En un ensayo de su libro El último lector, Ricardo Piglia puntualiza lo siguiente:
“…los “thrillers” vienen a narrar lo que excluye y censura la novela policial clásica. Ya no hay misterio alguno en la causalidad (…) Se termina con el mito del enigma, o, mejor, se lo desplaza. En estos relatos el detective no descifra solamente los misterios de la trama, sino que encuentra y descubre a cada paso la determinación de las relaciones sociales. El crimen es el espejo de la sociedad, esto es, la sociedad es vista desde el crimen (…) Es un mundo que no huele bien, pero es el mundo en el que usted vive.” (Ricardo Piglia, El último lector, Anagrama, 2005, pp. 96-97)
En Centroamérica, este género ha tenido un cultivo no muy extenso. En Argentina, hay un exponente clave, al menos en mis preferencias, que es el mismo Piglia, con su novela Plata quemada.
El estilo de Giovanni es, como siempre, admirablemente fluido, sin el menor juego retórico (cualidad esencial, sin duda, en los buenos narradores).
Hay otro aspecto muy digno de destacar: la presencia de San Pedro Sula (su protagonismo espacial y cultural) en esta obra. Adquieren relevancia, en el encuadre narrativo, muchos lugares conocidos: calles, barrios , cafés. Esa literaturización de nuestro entorno suma un interés especial a la lectura hecha por los sampedranos de origen o de corazón, como la que les habla. Además, es un hecho comprobado que la literatura hace que la realidad se vuelva mítica, a tal punto que los lectores fanáticos llegamos a reverenciar lugares por el hecho de asociarlos con las páginas de autores muy apreciados. ¿Qué lector de Víctor Hugo no ha relacionado la catedral de Notre Dame con las vicisitudes de su famoso jorobado? En relación con la literatura argentina, les confieso que he estado en cafés, plazas, parques y calles de Buenos Aires porque, además de tener su encanto particular, han sido la locación de algún relato de Borges, Cortázar o Sabato.
Del mismo modo, lugares emblemáticos de San Pedro Sula se mitifican en esta novela de Rodríguez.

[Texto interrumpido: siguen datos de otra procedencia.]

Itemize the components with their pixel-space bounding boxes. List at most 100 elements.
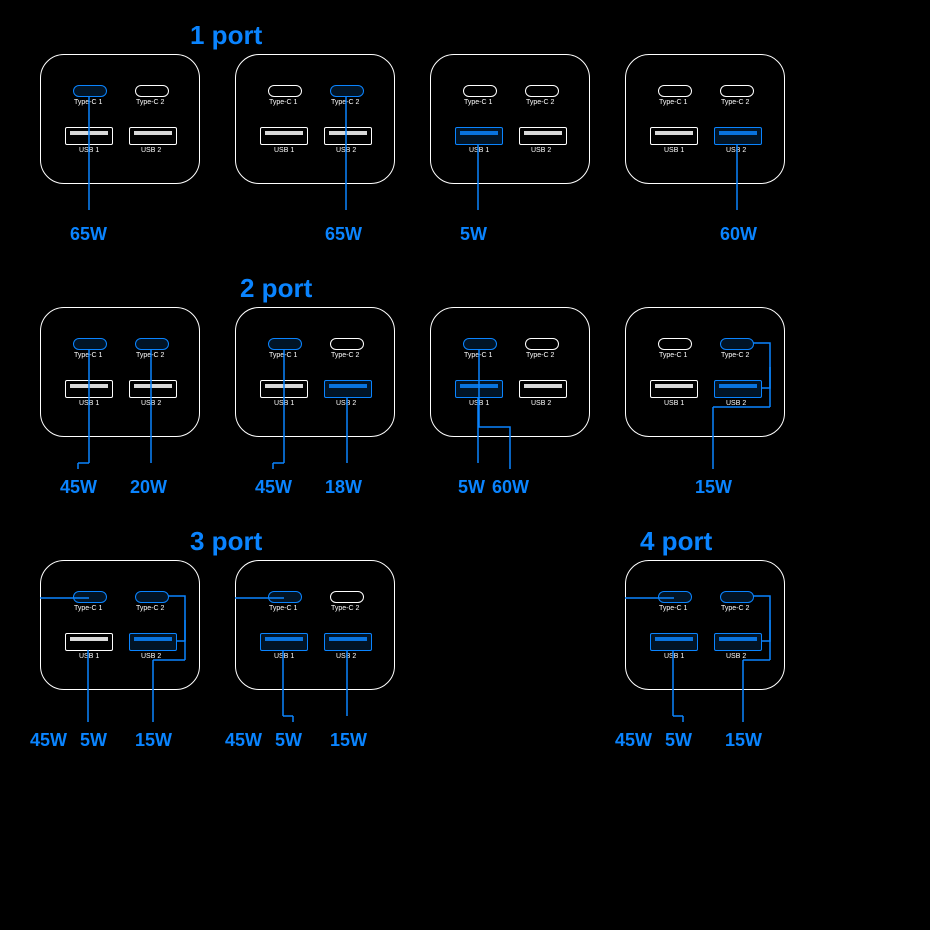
port-label-a1: USB 1 [274,653,294,660]
port-label-c2: Type-C 2 [721,99,749,106]
port-c1 [463,338,497,350]
wattage-value: 65W [70,224,107,245]
port-a2 [324,633,372,651]
wattage-row: 45W20W [40,477,200,501]
wattage-value: 60W [492,477,529,498]
charger-tile: Type-C 1Type-C 2USB 1USB 245W5W15W [235,560,395,754]
wattage-row: 15W [625,477,785,501]
wattage-value: 5W [80,730,107,751]
section: 2 portType-C 1Type-C 2USB 1USB 245W20WTy… [40,273,890,501]
charger-tile: Type-C 1Type-C 2USB 1USB 2 5W [430,54,590,248]
port-label-c2: Type-C 2 [526,99,554,106]
charger-tile: Type-C 1Type-C 2USB 1USB 245W18W [235,307,395,501]
port-label-a2: USB 2 [336,653,356,660]
wattage-row: 5W [430,224,590,248]
wattage-value: 5W [460,224,487,245]
charger-body: Type-C 1Type-C 2USB 1USB 2 [235,54,395,184]
port-label-c1: Type-C 1 [659,352,687,359]
port-label-c2: Type-C 2 [136,605,164,612]
charger-body: Type-C 1 Type-C 2 USB 1 USB 2 [40,307,200,437]
port-c2 [720,591,754,603]
charger-tile: Type-C 1Type-C 2USB 1USB 215W [625,307,785,501]
port-a1 [65,633,113,651]
section: 1 portType-C 1Type-C 2USB 1USB 265WType-… [40,20,890,248]
port-a2 [129,633,177,651]
wattage-value: 15W [135,730,172,751]
port-a1 [650,127,698,145]
port-c1 [268,591,302,603]
port-label-a1: USB 1 [79,400,99,407]
wattage-row: 60W [625,224,785,248]
wattage-value: 15W [695,477,732,498]
wattage-row: 45W 18W [235,477,395,501]
port-c1 [268,338,302,350]
wattage-row: 5W60W [430,477,590,501]
port-a1 [260,633,308,651]
port-a1 [260,380,308,398]
tile-row: Type-C 1Type-C 2USB 1USB 245W20WType-C 1… [40,307,890,501]
charger-body: Type-C 1Type-C 2USB 1USB 2 [235,307,395,437]
port-a2 [714,633,762,651]
wattage-row: 65W [40,224,200,248]
port-a2 [714,380,762,398]
port-a2 [324,127,372,145]
port-c1 [658,338,692,350]
section-title: 3 port [190,526,262,557]
wattage-value: 5W [275,730,302,751]
port-label-a1: USB 1 [274,400,294,407]
port-label-a1: USB 1 [79,653,99,660]
port-c2 [330,591,364,603]
port-label-a2: USB 2 [141,400,161,407]
wattage-value: 45W [225,730,262,751]
port-a2 [519,127,567,145]
port-c1 [73,591,107,603]
port-c2 [525,338,559,350]
port-c1 [463,85,497,97]
port-label-c2: Type-C 2 [331,352,359,359]
charger-body: Type-C 1 Type-C 2 USB 1 USB 2 [40,560,200,690]
section-title: 2 port [240,273,312,304]
port-label-c1: Type-C 1 [74,605,102,612]
port-label-a2: USB 2 [531,400,551,407]
wattage-value: 18W [325,477,362,498]
port-c1 [73,338,107,350]
port-label-c2: Type-C 2 [331,605,359,612]
port-label-c2: Type-C 2 [721,352,749,359]
port-label-c2: Type-C 2 [331,99,359,106]
wattage-value: 20W [130,477,167,498]
port-label-a1: USB 1 [664,147,684,154]
port-label-a1: USB 1 [274,147,294,154]
port-label-c1: Type-C 1 [659,99,687,106]
wattage-row: 45W5W15W [40,730,200,754]
charger-body: Type-C 1Type-C 2USB 1USB 2 [430,54,590,184]
port-a1 [65,380,113,398]
charger-body: Type-C 1Type-C 2USB 1USB 2 [625,54,785,184]
port-label-a1: USB 1 [664,653,684,660]
wattage-value: 45W [30,730,67,751]
section: 3 port4 portType-C 1Type-C 2USB 1USB 245… [40,526,890,754]
port-a1 [455,127,503,145]
port-c2 [720,85,754,97]
port-label-c1: Type-C 1 [74,352,102,359]
port-c2 [720,338,754,350]
port-label-a1: USB 1 [469,400,489,407]
port-a1 [650,633,698,651]
wattage-value: 60W [720,224,757,245]
port-a2 [714,127,762,145]
port-label-a2: USB 2 [141,653,161,660]
port-c1 [658,591,692,603]
charger-tile: Type-C 1Type-C 2USB 1USB 265W [40,54,200,248]
port-c2 [135,591,169,603]
port-label-a2: USB 2 [531,147,551,154]
wattage-value: 45W [615,730,652,751]
port-label-c1: Type-C 1 [659,605,687,612]
port-label-a2: USB 2 [336,400,356,407]
port-label-c1: Type-C 1 [464,352,492,359]
port-label-c2: Type-C 2 [136,352,164,359]
port-label-a2: USB 2 [726,653,746,660]
charger-tile: Type-C 1 Type-C 2 USB 1 USB 2 45W20W [40,307,200,501]
port-c1 [268,85,302,97]
wattage-value: 45W [255,477,292,498]
charger-body: Type-C 1Type-C 2USB 1USB 2 [235,560,395,690]
port-label-a2: USB 2 [726,400,746,407]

El café “Espresso Americano” del parque central, por ejemplo, ya es uno de esos lugares míticos. Y ni qué decir del bar “de Meches”, al lado del viejo cine “Tropicana”, cuyas veladas me constan, no por haberlas compartido (no piensen mal), sino porque solía pasar por enfrente y saludar, como quien dice, a la afición allí reunida.
Felicitamos a Giovanni, que ha sabido equilibrar, cualitativamente, las dos vertientes que cultiva: la poesía y la narrativa. Sin duda, el género lírico le afinó el oído para la prosa, y sus experiencias de lectura, estudio y trabajo (de vida, en fin) le proporcionaron el sustrato para esta sólida obra narrativa.
Y aquí concluyo, no sólo por cultivar aquel famoso aforismo que asocia la bondad con la brevedad (aunque parezca, y quizás lo sea, un alarde gaucho juzgar como bueno mi sencillo comentario), sino porque el protagonista de este acto es nuestro querido y admirado exalumno, Giovanni Rodríguez.
Texto leído durante la presentación de la novela Los días y los muertos, Auditorio Escuela de Ciencias de la Salud, UNAH-VS, 5 de abril de 2017.